MLA for Saanich
- In office 1952-1953

Personal details
- Born: May 15, 1908 Cirencester, Gloucestershire, England, United Kingdom
- Died: August 16, 2003 (aged 95) Kelowna, British Columbia, Canada
- Party: British Columbia New Democratic Party

= Frank Snowsell =

Canadian politician (1908-2003)

Frank Snowsell (May 15, 1908 - August 16, 2003) was a British-born educator and political figure in British Columbia. He represented Saanich in the Legislative Assembly of British Columbia between 1952 and 1953 as a Co-operative Commonwealth Federation (CCF) member.

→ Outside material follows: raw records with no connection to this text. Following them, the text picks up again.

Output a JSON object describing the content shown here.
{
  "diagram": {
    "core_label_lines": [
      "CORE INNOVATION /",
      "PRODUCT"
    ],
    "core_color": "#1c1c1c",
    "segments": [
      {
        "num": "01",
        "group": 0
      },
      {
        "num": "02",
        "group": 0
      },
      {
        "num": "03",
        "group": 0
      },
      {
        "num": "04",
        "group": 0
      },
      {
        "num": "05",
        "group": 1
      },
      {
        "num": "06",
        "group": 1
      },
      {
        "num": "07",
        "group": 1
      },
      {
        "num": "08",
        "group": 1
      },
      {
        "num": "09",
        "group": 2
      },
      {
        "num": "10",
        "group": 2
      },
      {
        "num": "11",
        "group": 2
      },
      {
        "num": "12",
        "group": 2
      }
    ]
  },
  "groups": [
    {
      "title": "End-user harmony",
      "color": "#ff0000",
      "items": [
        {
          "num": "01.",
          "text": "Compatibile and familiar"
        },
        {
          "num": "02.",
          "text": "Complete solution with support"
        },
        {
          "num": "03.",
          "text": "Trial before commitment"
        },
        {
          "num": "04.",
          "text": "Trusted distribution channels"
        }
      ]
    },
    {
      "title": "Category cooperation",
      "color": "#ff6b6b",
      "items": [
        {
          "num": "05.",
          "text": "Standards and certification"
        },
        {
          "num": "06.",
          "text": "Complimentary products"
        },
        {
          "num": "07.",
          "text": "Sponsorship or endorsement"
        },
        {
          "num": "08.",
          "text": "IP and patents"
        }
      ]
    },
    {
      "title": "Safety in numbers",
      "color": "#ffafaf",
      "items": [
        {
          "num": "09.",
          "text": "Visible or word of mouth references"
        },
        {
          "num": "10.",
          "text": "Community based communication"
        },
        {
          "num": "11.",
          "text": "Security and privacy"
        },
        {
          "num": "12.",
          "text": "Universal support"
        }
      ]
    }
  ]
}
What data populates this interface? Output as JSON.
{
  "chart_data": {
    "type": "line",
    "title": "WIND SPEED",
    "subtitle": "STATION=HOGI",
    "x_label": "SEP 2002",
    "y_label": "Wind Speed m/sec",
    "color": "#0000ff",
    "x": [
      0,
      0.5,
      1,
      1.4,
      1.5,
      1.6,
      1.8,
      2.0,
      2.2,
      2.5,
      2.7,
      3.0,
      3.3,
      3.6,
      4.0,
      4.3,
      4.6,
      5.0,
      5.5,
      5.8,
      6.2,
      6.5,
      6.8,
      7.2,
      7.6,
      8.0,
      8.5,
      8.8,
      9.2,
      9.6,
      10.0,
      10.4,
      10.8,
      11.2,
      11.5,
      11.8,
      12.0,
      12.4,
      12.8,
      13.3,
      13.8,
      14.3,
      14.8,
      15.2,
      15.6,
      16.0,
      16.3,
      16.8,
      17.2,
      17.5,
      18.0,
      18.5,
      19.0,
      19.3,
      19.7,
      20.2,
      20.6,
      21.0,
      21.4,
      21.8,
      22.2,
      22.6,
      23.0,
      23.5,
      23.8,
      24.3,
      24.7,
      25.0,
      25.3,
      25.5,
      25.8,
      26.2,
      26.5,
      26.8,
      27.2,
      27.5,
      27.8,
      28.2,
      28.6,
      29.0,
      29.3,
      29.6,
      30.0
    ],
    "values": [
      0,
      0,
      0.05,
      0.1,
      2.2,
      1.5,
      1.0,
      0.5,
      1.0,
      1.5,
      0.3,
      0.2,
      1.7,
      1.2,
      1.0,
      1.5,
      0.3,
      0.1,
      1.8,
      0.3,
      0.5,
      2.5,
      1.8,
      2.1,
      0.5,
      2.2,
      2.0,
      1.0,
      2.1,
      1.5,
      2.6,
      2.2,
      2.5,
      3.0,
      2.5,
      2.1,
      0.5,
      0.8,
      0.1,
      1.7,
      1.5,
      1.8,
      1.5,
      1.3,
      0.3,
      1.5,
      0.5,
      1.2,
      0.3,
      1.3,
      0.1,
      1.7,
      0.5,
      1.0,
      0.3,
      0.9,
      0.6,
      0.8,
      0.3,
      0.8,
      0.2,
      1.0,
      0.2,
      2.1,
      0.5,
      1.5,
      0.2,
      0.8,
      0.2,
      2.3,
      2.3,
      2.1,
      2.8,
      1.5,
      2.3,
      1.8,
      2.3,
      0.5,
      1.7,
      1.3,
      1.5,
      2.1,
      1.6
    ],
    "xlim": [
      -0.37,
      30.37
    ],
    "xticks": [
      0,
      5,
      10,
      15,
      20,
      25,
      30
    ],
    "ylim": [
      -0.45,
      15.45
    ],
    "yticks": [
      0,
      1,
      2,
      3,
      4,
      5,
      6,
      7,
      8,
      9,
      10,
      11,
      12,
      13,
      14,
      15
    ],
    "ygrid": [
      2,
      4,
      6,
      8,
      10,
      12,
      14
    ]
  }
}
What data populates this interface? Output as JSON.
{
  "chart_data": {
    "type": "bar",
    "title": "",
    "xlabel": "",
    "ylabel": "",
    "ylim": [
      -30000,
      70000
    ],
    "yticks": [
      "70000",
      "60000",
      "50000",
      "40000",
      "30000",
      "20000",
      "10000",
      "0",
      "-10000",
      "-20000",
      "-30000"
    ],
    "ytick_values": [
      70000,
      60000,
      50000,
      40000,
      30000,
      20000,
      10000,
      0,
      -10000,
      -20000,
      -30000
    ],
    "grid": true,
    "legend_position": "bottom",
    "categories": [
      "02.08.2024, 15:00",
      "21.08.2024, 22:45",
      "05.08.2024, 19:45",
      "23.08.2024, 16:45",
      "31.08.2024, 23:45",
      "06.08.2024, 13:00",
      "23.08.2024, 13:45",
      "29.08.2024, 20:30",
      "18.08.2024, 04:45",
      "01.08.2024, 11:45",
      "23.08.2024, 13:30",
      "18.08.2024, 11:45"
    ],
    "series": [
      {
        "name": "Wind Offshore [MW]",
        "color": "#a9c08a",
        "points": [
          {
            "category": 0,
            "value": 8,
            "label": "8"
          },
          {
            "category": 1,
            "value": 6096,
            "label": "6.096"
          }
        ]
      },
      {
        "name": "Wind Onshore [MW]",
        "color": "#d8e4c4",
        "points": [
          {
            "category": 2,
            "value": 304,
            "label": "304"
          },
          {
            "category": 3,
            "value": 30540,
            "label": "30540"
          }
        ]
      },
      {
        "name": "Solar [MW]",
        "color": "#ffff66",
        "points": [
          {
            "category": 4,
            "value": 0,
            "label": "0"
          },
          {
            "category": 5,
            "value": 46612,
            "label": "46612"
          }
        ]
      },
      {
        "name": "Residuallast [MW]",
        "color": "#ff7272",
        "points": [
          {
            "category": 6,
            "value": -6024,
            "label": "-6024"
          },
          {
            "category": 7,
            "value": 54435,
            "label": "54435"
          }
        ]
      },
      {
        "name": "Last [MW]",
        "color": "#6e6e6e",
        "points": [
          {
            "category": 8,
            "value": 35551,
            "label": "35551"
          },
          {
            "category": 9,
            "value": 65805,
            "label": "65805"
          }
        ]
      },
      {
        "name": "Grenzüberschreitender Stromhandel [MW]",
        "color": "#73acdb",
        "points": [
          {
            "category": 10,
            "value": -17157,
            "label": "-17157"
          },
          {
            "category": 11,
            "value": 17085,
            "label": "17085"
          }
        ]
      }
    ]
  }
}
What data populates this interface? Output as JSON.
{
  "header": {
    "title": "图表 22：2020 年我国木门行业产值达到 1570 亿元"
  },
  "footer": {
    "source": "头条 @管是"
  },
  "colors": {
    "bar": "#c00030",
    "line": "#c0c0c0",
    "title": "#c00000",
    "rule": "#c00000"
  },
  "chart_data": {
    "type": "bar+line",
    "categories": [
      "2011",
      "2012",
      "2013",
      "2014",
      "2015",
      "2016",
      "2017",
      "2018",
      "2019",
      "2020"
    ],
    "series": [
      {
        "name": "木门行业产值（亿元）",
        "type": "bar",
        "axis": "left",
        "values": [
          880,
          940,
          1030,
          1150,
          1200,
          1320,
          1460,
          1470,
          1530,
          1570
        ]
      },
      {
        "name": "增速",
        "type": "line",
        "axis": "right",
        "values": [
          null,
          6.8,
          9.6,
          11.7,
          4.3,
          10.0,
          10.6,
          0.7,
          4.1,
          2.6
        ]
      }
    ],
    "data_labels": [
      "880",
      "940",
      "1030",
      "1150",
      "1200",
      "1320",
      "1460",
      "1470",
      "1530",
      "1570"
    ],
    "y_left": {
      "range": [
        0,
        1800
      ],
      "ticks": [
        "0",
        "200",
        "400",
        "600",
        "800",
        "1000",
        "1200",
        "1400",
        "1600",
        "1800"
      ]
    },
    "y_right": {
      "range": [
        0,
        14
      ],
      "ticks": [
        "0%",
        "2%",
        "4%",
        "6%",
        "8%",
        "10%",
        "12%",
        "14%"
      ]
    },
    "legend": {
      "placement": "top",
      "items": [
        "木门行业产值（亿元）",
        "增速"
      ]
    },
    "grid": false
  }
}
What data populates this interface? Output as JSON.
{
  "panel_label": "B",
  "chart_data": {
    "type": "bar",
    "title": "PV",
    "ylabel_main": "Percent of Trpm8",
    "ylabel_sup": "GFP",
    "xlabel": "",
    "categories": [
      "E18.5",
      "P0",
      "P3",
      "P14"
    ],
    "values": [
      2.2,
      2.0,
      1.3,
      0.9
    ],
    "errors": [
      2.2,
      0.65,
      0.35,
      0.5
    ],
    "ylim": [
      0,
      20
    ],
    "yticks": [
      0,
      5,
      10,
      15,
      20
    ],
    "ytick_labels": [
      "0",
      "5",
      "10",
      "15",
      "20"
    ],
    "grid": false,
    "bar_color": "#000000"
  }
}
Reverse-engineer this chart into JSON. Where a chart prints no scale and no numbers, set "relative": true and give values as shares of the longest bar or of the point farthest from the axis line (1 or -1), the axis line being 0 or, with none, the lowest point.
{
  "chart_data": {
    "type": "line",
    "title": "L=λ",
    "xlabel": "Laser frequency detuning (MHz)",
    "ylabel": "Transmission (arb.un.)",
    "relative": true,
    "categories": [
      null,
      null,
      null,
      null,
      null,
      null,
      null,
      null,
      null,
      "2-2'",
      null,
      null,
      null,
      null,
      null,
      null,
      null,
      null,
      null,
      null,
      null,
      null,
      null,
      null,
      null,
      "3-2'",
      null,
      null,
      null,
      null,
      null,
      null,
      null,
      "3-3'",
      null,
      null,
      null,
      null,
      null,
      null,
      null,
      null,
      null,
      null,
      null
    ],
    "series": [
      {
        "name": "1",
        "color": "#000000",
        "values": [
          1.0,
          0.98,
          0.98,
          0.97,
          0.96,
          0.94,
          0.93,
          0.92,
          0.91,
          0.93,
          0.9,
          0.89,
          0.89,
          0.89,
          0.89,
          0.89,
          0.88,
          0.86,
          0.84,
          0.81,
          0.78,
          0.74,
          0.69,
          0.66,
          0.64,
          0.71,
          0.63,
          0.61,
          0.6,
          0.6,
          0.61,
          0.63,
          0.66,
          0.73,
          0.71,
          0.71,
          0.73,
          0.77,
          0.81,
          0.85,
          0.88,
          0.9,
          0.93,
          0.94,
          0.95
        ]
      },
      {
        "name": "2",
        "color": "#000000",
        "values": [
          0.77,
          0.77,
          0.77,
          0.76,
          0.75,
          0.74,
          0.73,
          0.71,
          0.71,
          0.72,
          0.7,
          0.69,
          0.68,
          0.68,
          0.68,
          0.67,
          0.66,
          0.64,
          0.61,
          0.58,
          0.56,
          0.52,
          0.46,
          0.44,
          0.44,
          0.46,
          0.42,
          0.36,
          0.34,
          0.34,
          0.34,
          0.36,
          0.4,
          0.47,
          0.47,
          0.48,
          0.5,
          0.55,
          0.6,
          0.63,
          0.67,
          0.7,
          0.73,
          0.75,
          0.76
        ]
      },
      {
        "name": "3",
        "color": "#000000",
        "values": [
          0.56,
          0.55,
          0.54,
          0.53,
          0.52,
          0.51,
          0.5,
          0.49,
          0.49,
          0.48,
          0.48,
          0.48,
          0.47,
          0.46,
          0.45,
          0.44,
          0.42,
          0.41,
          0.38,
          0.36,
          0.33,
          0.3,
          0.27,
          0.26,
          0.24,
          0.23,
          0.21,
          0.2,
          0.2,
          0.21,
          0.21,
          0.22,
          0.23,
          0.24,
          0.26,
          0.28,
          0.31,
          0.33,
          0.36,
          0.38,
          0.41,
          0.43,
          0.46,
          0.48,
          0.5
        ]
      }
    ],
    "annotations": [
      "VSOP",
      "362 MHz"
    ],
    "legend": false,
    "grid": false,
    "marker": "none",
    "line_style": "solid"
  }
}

Born in Cirencester, Gloucestershire, England, he came to Canada with his family and completed his education at the University of British Columbia. In 1933, he married Chelta Reid. Snowsell worked with the RCAF Intelligence Division in Germany and Denmark during World War II. Snowsell was defeated when he ran for reelection in 1953, 1956 and 1972. He returned to teaching after leaving politics. In 1965, he was elected president of the provincial NDP. Snowsell ran unsuccessfully as an NDP candidate in the Capilano federal riding in 1968.

In 1985, he published Road to ruin: the path of the United States foreign policy, 1945-1984. He died in Kelowna in 2003.